Vivos de la política, que exhiben sus baúles de votos para obtener, a cambio y al mejor postor, un nombramiento importante, sólo importante, sin que interesen sus conocimientos, su voluntad, su disposición.
Los votos son su seguro. Los consiguieron con la promesa de un puesto, de un contrato o de un ascenso. Tú me das 10 votos, yo te doy un empleo. Luego, en mitines o con periodistas pagados, hablan de democracia, de las instituciones y del progreso. Y más luego, en secreto, le piden a un juez que esconda un expediente en su contra porque ellos también conocen otros secretos, los secretos de ese juez.
Vivos de la intelectualidad que se prostituyen por un halago o una imagen, que se reparten los premios, los viajes, las ponencias en los congresos y en las ferias, que se desgastan en interminables peleas cuyo fondo, siempre, es un asunto personal, un problema de vanidades, aunque intenten disfrazarlo de ideas. Se hacen amigos de los periodistas para que los periodistas hablen bellezas de ellos, y viceversa. “Tú eres el mejor; no, eres tú”. Forman grupos inexpugnables que denominan “de arte o de pensamiento”, pero en el fondo funcionan para proteger sus intereses, para blindarse y decidir quién puede “triunfar y quién no”.

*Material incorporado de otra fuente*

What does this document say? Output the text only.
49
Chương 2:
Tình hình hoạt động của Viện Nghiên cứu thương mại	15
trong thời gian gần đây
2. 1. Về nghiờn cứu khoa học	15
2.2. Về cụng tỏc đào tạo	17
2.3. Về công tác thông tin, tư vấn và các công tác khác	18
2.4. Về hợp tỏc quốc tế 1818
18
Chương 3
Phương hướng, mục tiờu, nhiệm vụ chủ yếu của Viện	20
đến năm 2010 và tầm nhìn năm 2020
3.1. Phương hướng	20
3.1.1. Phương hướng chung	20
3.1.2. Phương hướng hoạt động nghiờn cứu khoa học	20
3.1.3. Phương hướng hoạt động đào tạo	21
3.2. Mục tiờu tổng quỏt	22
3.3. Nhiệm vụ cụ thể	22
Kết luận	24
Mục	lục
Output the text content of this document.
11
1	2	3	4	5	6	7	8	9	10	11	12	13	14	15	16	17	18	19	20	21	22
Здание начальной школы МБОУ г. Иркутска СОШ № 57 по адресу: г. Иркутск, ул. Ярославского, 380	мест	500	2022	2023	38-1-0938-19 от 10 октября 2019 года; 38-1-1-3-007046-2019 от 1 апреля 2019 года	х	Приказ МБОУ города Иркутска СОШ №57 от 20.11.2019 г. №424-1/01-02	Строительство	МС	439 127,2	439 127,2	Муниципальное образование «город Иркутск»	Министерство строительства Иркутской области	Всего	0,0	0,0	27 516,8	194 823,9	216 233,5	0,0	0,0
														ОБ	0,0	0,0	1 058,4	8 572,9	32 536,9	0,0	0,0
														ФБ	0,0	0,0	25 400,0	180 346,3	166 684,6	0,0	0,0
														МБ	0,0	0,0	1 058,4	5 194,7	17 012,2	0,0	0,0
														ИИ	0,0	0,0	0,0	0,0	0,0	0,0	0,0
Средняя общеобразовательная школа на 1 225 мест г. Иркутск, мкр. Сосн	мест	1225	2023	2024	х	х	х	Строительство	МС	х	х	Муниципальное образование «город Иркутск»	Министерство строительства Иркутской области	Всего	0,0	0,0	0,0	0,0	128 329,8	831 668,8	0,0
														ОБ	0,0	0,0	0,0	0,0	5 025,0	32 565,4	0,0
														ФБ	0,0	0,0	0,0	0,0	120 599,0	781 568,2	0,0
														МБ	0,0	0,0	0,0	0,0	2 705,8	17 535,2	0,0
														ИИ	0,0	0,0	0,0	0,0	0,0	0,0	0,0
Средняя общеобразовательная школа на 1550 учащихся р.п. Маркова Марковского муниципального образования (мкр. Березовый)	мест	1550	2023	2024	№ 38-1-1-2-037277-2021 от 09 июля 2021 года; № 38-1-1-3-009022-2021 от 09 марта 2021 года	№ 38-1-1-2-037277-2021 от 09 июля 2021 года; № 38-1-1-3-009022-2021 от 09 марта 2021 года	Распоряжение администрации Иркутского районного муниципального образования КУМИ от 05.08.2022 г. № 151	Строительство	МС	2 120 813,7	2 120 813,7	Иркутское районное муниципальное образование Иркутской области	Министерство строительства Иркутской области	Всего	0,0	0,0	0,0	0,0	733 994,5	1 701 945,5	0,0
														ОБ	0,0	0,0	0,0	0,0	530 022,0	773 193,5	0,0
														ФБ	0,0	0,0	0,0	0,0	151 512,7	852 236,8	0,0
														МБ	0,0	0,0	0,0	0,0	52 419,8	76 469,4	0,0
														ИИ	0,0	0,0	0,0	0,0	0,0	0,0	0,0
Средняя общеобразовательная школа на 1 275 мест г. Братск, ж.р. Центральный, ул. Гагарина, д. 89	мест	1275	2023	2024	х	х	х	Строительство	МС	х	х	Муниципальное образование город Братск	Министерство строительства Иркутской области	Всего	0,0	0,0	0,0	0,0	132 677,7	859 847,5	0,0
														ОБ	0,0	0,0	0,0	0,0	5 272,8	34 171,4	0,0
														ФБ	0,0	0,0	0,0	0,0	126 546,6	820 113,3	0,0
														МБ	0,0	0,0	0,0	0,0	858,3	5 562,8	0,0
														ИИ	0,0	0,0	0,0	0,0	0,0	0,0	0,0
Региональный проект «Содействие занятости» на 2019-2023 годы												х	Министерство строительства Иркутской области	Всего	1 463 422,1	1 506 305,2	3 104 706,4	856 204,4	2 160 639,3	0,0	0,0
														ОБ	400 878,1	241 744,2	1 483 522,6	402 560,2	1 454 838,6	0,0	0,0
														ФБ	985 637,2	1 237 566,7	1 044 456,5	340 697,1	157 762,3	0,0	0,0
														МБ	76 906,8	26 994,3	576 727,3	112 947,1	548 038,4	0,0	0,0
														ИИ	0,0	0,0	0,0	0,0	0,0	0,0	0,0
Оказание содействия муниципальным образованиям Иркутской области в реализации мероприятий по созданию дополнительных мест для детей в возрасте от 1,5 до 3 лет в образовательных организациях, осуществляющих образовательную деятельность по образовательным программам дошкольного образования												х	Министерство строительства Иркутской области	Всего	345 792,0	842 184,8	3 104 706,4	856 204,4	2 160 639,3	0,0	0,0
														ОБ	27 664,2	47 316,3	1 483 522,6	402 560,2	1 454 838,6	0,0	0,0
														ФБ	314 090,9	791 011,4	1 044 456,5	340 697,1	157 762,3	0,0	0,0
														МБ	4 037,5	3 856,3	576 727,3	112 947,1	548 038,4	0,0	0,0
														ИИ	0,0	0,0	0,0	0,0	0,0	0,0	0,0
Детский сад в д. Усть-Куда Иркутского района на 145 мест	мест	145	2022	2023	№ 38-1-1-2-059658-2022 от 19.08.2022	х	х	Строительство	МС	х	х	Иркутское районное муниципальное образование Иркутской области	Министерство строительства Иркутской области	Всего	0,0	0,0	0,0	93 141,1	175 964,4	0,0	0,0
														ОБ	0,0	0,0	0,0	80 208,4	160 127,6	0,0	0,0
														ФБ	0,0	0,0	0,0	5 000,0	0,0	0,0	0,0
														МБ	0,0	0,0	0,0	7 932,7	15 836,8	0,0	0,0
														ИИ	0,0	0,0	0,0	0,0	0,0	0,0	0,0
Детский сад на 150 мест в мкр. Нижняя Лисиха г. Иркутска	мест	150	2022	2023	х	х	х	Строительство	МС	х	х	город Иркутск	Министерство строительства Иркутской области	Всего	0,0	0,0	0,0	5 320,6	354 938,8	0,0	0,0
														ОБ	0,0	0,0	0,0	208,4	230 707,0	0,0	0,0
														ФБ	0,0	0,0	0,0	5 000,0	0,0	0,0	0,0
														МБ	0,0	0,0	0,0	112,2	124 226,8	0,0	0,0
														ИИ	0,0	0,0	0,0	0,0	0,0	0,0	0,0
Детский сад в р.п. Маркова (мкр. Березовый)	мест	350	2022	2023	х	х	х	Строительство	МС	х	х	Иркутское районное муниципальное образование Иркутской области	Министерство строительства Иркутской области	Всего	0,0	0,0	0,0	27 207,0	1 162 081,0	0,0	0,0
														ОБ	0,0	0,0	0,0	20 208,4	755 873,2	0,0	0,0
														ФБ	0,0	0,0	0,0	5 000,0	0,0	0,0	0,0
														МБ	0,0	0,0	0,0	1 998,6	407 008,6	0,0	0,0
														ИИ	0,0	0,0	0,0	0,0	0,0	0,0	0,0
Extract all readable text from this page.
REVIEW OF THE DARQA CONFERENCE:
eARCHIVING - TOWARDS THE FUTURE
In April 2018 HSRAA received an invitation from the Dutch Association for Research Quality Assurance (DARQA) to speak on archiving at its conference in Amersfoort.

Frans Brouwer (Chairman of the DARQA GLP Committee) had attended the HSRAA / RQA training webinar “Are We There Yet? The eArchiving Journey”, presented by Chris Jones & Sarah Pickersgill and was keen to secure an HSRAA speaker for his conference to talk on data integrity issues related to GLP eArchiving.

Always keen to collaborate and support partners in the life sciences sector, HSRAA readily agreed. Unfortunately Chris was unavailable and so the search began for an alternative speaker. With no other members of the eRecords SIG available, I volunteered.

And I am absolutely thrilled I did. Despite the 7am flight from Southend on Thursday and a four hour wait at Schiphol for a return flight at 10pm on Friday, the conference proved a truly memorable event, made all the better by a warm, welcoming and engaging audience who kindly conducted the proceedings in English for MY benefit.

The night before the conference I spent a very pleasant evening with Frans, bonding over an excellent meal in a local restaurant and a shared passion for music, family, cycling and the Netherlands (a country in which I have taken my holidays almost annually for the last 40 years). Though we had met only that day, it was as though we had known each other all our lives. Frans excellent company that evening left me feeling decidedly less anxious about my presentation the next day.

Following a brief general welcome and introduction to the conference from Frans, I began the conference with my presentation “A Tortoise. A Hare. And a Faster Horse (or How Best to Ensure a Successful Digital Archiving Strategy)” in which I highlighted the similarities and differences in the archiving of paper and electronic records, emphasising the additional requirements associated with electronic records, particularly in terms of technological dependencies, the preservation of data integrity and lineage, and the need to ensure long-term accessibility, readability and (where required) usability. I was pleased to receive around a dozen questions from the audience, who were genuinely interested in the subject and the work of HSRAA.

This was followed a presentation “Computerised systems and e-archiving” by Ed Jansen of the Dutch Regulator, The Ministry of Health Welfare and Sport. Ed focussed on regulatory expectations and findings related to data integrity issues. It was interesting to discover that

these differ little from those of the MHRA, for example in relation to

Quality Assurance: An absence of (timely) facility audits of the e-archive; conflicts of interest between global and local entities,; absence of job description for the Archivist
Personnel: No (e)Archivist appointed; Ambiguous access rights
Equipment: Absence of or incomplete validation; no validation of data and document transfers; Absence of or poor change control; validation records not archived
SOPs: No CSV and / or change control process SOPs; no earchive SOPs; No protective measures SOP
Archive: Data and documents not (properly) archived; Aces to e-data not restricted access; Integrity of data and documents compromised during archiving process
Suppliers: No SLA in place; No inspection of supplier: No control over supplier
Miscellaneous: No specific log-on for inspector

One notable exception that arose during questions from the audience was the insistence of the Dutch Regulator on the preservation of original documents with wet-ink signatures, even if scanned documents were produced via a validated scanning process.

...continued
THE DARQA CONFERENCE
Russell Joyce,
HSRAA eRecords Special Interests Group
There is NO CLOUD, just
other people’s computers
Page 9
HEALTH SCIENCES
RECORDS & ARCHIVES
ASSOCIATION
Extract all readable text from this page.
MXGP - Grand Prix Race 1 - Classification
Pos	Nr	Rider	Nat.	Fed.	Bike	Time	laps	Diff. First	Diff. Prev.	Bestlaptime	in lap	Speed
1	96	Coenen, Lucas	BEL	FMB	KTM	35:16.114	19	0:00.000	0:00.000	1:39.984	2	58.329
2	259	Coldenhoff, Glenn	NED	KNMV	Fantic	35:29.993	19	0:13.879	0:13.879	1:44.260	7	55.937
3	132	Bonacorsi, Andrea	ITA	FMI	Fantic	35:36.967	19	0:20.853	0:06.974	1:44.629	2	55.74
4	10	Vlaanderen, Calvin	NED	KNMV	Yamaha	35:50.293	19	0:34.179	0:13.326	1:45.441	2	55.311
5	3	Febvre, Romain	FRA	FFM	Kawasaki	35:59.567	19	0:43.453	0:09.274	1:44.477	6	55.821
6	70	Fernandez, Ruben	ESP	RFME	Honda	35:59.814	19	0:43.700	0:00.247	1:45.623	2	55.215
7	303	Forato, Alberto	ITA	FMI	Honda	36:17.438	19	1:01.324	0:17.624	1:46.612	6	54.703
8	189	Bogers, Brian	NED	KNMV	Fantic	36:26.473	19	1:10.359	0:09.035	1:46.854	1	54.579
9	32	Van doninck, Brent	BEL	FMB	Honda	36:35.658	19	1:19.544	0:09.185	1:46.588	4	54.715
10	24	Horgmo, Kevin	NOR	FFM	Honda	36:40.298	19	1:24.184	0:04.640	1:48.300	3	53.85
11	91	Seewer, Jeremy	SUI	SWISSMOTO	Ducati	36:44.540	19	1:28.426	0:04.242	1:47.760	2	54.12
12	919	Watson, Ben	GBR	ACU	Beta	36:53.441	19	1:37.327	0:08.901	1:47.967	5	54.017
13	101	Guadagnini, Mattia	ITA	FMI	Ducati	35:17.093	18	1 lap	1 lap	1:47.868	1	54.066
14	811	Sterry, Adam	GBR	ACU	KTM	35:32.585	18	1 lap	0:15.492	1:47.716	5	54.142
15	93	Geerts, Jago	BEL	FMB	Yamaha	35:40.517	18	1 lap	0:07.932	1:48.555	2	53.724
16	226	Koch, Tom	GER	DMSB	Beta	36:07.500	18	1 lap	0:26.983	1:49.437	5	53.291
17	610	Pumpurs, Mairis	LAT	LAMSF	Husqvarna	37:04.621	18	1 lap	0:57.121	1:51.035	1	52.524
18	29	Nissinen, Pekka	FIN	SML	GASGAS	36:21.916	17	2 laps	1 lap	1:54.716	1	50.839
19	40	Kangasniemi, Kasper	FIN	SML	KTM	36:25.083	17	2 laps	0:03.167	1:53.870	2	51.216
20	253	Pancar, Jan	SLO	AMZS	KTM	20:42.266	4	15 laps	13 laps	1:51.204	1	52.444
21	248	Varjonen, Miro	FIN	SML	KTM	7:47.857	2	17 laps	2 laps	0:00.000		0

Vivos de la calle que se les atraviesan a los demás, que no respetan filas ni semáforos ni transeúntes, que incitan a la violencia porque de ahí, de la violencia, sacan ventajas pues se educaron en la ley del macho. Ser más fuertes, para ellos, es tener armas y amenazar, conseguirse una camioneta para amedrentar a los demás y decirles, gritarles, “soy más que ustedes”. En sus trabajos defienden sus mínimos espacios acusando a los demás para aniquilarlos, y creen que ser pusilánimes con los poderosos les da la entrada a su mundo. En sus casas y en la noche, por fin, les repiten a sus hijos lo que les dijeron a ellos: “No se deje, mijo”, “usted siempre primero”, “todo vale”, “haga plata, por las buenas o por las malas, pero haga plata”, “hay que ser vivos”.
Uno intenta imaginarlos cuando eran niños, “cachorros de buenas personas”, como decía Serrat. Uno intenta comprenderlos y creer que no fueron ni esta sociedad ni este país los que los volvieron así, vivos.